The global economy has entered a dangerous new phase. There is a path to sustained recovery, but it is narrowing. To navigate it, we need strong political will around the world — leadership over brinksmanship, cooperation over competition, and action over reaction.
One of the main problems today is too much debt in the global financial system — among sovereigns, banks and households, and especially among the advanced economies. This is denting confidence and holding back spending, investment and job creation. These countries face a weak and bumpy recovery, with unacceptably high unemployment. The eurozone debt crisis has worsened and financial strains are rising. Political indecision in some quarters is making matters worse. Social tensions bubbling beneath the surface could well add fuel to the crisis of confidence.
In these circumstances, we need collective action for global recovery along four main policy lines: repair, reform, rebalancing and rebuilding.

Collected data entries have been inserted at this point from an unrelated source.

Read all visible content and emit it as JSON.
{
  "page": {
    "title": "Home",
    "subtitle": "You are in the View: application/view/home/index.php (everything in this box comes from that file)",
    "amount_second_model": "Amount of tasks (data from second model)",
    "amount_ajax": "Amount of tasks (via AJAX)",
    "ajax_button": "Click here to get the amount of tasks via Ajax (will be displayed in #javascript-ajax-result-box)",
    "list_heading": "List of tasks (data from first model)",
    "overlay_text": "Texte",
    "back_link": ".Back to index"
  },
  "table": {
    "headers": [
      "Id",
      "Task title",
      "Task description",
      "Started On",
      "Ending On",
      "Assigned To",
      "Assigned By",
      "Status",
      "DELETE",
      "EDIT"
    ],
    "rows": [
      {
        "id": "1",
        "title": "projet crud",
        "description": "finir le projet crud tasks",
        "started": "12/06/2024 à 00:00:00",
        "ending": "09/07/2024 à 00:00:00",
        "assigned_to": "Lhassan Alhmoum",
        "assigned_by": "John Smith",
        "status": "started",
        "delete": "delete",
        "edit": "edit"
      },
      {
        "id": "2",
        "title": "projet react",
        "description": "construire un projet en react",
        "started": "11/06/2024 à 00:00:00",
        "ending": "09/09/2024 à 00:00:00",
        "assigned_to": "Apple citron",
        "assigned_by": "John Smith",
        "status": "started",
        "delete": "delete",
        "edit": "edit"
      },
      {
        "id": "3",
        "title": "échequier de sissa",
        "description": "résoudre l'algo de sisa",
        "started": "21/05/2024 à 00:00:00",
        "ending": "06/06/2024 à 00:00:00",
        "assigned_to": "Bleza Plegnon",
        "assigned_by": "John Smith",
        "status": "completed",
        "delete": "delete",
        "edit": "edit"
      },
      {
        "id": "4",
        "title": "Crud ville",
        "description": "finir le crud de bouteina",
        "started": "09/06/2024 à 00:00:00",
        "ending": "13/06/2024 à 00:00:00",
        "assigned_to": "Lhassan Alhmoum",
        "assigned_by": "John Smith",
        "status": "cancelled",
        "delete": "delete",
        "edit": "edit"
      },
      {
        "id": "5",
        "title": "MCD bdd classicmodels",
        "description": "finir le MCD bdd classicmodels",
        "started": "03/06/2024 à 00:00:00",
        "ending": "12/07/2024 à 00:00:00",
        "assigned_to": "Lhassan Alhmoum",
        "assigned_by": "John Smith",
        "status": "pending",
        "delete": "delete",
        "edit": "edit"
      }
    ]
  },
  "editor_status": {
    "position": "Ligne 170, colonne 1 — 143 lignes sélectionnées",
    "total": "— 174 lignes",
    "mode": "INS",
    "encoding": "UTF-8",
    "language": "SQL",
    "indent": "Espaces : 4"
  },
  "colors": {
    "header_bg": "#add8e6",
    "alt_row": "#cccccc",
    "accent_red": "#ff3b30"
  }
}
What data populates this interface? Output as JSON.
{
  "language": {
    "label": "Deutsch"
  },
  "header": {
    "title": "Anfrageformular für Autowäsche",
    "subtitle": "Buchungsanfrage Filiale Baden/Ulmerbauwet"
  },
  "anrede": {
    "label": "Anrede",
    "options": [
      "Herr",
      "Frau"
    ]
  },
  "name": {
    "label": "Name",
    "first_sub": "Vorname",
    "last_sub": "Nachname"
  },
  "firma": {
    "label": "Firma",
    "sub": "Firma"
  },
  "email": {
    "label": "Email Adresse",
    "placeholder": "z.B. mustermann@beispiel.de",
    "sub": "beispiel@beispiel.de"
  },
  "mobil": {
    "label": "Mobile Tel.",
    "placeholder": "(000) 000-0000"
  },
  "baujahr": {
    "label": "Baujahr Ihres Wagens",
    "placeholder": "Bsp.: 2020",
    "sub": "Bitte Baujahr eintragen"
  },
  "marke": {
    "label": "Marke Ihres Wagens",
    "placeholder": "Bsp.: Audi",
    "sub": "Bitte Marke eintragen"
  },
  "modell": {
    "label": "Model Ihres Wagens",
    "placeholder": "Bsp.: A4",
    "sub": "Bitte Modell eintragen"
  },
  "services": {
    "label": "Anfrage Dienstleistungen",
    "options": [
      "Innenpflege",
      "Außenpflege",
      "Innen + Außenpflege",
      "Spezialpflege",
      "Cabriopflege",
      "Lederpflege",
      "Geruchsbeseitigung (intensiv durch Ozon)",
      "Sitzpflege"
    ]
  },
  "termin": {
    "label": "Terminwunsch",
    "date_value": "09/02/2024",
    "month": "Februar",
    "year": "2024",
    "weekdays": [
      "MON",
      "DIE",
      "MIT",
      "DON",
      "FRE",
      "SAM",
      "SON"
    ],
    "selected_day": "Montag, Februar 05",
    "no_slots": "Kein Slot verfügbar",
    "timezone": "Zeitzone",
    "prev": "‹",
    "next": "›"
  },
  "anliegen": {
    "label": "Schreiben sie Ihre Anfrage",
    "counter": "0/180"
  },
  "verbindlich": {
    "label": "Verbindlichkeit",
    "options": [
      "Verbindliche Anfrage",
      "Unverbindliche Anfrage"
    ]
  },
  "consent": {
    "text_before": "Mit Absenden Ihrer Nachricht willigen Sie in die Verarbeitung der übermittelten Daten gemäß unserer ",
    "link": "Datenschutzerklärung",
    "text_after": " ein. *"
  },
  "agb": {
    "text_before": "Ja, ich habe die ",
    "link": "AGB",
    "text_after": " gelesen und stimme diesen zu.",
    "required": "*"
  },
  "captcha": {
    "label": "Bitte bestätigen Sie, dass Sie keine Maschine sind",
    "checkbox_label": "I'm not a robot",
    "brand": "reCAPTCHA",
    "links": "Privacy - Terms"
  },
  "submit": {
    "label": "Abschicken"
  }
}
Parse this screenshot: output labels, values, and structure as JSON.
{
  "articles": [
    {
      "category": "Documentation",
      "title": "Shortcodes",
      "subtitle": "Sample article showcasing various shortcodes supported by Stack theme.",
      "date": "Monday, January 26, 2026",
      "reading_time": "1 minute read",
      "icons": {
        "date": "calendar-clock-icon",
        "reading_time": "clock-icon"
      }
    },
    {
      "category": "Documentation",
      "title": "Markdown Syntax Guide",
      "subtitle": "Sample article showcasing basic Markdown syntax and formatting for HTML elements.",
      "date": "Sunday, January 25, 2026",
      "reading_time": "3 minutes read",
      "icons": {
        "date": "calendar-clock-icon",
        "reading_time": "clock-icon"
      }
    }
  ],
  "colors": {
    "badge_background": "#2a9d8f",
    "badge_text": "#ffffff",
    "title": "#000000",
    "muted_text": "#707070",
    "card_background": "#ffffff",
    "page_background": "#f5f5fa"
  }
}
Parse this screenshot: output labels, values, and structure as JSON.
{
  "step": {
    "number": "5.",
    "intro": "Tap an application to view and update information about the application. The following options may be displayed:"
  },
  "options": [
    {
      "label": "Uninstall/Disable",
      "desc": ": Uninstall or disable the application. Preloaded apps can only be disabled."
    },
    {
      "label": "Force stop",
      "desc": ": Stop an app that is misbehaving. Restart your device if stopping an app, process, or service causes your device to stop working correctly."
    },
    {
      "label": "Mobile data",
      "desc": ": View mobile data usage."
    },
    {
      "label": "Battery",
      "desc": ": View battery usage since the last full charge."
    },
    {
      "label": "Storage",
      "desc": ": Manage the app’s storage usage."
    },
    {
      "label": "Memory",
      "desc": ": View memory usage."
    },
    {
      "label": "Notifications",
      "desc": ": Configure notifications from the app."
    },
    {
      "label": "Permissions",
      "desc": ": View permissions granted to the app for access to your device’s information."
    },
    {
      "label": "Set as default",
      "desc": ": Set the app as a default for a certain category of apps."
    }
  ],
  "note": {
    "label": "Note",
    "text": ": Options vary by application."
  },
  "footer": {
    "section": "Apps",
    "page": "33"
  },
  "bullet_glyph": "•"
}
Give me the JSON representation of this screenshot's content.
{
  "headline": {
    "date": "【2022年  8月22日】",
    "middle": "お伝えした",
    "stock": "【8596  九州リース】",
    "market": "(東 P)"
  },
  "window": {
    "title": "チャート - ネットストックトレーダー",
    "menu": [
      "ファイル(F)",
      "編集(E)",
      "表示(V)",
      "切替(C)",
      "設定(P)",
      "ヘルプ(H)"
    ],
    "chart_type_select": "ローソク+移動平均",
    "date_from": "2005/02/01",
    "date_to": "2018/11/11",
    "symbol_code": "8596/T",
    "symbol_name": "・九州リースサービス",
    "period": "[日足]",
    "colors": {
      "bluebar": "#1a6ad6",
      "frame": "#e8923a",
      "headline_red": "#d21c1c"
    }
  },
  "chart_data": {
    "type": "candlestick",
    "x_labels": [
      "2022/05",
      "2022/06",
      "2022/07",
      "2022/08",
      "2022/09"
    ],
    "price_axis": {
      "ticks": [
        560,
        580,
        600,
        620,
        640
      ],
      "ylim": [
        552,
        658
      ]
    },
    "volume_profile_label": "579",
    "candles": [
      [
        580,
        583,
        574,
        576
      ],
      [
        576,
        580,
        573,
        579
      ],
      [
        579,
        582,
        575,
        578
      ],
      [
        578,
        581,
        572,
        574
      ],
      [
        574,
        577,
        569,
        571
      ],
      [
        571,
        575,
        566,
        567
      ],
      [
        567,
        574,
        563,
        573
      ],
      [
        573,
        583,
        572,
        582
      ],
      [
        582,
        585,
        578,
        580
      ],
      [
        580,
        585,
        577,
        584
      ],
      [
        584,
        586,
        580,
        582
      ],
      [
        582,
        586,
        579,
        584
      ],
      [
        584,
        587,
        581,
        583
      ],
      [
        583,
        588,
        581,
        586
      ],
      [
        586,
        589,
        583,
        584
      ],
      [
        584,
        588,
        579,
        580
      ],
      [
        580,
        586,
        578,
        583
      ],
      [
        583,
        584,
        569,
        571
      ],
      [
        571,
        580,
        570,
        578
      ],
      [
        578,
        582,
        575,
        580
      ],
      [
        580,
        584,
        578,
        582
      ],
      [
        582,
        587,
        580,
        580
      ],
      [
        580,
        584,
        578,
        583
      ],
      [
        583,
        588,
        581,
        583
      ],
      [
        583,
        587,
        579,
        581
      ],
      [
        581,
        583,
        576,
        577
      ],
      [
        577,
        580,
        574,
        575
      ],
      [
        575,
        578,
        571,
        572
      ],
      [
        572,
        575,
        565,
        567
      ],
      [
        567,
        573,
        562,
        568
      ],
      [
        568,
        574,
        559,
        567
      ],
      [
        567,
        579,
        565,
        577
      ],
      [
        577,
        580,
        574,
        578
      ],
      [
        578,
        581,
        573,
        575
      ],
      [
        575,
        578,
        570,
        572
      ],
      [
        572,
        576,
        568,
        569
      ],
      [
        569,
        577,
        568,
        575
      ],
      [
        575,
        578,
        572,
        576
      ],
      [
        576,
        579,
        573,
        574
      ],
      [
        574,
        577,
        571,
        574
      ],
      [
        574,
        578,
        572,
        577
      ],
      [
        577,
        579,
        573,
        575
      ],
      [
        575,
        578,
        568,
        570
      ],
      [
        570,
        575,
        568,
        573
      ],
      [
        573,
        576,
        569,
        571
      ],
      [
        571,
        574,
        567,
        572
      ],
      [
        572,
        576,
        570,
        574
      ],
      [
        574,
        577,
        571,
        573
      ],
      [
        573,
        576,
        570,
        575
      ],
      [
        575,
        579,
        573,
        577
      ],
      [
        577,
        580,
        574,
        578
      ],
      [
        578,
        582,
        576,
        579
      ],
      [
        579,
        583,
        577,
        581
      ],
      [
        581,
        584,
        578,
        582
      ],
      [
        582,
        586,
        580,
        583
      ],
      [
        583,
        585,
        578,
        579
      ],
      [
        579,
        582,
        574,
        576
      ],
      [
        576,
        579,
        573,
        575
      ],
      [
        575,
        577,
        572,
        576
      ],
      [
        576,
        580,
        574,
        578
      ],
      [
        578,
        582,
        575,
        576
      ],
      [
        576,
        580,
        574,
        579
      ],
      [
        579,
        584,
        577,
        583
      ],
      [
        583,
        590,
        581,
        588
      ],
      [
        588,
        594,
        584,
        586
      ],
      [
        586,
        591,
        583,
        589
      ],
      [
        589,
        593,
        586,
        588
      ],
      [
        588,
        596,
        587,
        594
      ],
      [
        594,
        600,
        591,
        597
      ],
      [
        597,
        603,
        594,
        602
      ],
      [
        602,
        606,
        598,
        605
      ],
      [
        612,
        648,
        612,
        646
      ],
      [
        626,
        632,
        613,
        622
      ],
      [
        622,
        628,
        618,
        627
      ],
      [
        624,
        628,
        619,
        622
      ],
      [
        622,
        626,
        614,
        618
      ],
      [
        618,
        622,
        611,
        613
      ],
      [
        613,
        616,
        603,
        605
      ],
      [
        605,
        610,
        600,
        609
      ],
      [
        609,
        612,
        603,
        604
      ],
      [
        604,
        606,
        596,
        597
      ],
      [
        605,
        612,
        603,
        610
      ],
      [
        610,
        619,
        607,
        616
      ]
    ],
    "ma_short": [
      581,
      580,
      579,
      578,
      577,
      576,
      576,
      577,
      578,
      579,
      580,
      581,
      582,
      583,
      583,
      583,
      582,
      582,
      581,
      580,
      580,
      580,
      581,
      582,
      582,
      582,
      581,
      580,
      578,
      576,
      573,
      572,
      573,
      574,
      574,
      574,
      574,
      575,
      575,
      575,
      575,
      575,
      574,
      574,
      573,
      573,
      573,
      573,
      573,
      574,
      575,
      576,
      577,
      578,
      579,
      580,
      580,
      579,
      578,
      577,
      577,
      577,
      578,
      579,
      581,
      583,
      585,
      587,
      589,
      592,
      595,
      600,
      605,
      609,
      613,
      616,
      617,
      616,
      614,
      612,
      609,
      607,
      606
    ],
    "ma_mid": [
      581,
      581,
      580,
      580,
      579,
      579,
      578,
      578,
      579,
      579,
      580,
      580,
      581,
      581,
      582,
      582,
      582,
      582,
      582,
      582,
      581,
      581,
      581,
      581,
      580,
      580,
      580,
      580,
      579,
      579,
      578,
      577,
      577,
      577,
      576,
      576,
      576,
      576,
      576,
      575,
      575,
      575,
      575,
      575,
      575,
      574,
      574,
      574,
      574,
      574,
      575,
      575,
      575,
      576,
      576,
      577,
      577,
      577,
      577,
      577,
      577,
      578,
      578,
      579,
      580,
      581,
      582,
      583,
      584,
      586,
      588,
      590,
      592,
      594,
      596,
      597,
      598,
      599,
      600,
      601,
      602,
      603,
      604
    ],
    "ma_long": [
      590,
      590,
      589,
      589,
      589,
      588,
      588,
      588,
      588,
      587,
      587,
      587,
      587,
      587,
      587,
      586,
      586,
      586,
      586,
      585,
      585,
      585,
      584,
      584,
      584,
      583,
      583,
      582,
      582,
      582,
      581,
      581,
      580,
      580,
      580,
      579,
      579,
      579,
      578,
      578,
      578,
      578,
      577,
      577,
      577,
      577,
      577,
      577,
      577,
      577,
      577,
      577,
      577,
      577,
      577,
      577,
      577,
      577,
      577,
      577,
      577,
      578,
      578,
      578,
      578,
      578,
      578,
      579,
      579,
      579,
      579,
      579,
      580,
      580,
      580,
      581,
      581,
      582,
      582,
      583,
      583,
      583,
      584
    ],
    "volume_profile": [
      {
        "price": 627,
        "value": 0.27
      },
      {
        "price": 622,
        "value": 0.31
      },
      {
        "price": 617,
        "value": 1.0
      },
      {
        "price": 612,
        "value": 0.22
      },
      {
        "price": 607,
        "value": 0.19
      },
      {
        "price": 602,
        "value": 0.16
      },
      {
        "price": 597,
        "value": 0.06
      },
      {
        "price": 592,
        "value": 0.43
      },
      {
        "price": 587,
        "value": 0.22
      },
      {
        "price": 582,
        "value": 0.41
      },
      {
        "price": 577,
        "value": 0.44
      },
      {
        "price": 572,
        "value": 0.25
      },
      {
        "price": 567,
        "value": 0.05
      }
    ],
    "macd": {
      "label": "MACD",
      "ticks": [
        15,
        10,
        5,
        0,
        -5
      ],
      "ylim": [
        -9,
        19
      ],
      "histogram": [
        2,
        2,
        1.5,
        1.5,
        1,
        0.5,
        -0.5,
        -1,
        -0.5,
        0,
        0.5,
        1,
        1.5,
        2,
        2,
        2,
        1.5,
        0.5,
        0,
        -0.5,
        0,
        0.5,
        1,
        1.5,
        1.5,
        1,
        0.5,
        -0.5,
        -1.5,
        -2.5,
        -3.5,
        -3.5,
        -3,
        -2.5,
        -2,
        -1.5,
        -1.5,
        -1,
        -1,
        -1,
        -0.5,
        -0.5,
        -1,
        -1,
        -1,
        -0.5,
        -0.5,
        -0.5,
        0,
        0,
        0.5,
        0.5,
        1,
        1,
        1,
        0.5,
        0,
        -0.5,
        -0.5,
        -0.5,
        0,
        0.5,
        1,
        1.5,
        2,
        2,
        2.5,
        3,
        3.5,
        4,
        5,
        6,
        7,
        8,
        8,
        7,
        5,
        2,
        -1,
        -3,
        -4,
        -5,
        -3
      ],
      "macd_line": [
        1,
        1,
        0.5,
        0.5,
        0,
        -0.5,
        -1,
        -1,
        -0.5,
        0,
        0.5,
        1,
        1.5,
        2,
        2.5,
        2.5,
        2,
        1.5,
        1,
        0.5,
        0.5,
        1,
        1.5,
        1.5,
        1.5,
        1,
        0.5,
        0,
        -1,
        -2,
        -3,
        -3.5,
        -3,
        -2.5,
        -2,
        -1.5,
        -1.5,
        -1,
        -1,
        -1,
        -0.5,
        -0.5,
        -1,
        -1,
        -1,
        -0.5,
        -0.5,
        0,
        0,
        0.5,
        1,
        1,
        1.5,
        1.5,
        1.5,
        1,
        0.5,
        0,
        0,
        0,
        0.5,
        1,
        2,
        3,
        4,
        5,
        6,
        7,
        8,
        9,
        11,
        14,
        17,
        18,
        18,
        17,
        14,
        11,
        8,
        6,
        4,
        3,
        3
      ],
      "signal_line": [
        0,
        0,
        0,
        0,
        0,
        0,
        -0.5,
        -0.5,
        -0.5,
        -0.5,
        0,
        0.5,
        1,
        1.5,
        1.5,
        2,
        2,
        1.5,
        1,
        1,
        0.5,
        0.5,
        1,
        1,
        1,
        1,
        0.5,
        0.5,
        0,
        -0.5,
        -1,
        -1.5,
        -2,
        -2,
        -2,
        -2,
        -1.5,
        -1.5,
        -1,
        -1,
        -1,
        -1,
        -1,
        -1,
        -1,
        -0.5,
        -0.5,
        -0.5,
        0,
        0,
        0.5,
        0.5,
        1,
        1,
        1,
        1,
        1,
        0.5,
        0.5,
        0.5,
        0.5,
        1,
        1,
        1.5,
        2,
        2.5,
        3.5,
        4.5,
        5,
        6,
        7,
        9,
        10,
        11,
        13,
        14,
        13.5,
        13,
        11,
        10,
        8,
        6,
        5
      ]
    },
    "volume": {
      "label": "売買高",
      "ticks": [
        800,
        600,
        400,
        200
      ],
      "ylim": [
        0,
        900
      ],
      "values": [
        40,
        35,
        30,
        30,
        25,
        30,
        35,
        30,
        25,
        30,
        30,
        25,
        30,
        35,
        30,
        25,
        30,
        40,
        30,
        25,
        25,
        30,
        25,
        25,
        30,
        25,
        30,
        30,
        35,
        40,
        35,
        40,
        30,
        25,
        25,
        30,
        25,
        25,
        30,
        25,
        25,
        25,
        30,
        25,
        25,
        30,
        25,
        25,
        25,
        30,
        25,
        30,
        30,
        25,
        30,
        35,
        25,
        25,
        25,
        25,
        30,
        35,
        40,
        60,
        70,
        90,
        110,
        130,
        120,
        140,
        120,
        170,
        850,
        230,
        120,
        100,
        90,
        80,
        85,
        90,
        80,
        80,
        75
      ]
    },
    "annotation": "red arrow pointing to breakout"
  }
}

First, repair. Before doing anything else, we must relieve some of the balance-sheet pressures — on sovereigns, households and banks — that risk smothering the recovery. Advanced countries need credible medium-term plans to stabilize and reduce public debt.
However, consolidating too quickly can hurt the recovery and worsen job prospects. There is a solution. Credible measures that deliver and anchor savings in the medium term will help create space to accommodate growth today — by allowing a slower pace of consolidation. Of course, the precise path is different for each country, as some are under market pressure and have no choice, while others have more space.
It is also important to relieve pressure on household and banks. With respect to the US, I welcome US President Barack Obama’s recent proposals to address growth and employment; actions like more aggressive principal-reduction programs or helping homeowners to take advantage of low-interest rates would also help. And, in Europe, the sovereigns must address firmly their financing problems through credible fiscal consolidation. In addition, to support growth, banks must have sufficient capital buffers.
The second issue is reform, with the financial sector a high priority. On the positive side, we have broad agreement on higher-quality capital and liquidity standards with appropriate phase-in arrangements. However, substantial gaps remain and must be addressed through international cooperation in order to avoid regulatory arbitrage.
I would also include the social dimension under the reform banner — particularly the need to identify and nurture sources of growth capable of generating sufficient jobs. This is especially important for the young.
The third target of collective action, rebalancing, has two meanings. First, it means shifting demand back to the private sector when it is strong enough to carry the load. That hasn’t happened yet.
Rebalancing also involves a global demand switch from external-deficit countries to those running large current-account surpluses. With lower spending and higher savings in the advanced economies, key emerging markets must take up the slack and start providing the demand needed to power the global recovery. But this rebalancing, too, has not happened sufficiently, and if the advanced economies succumb to recession, nobody will escape.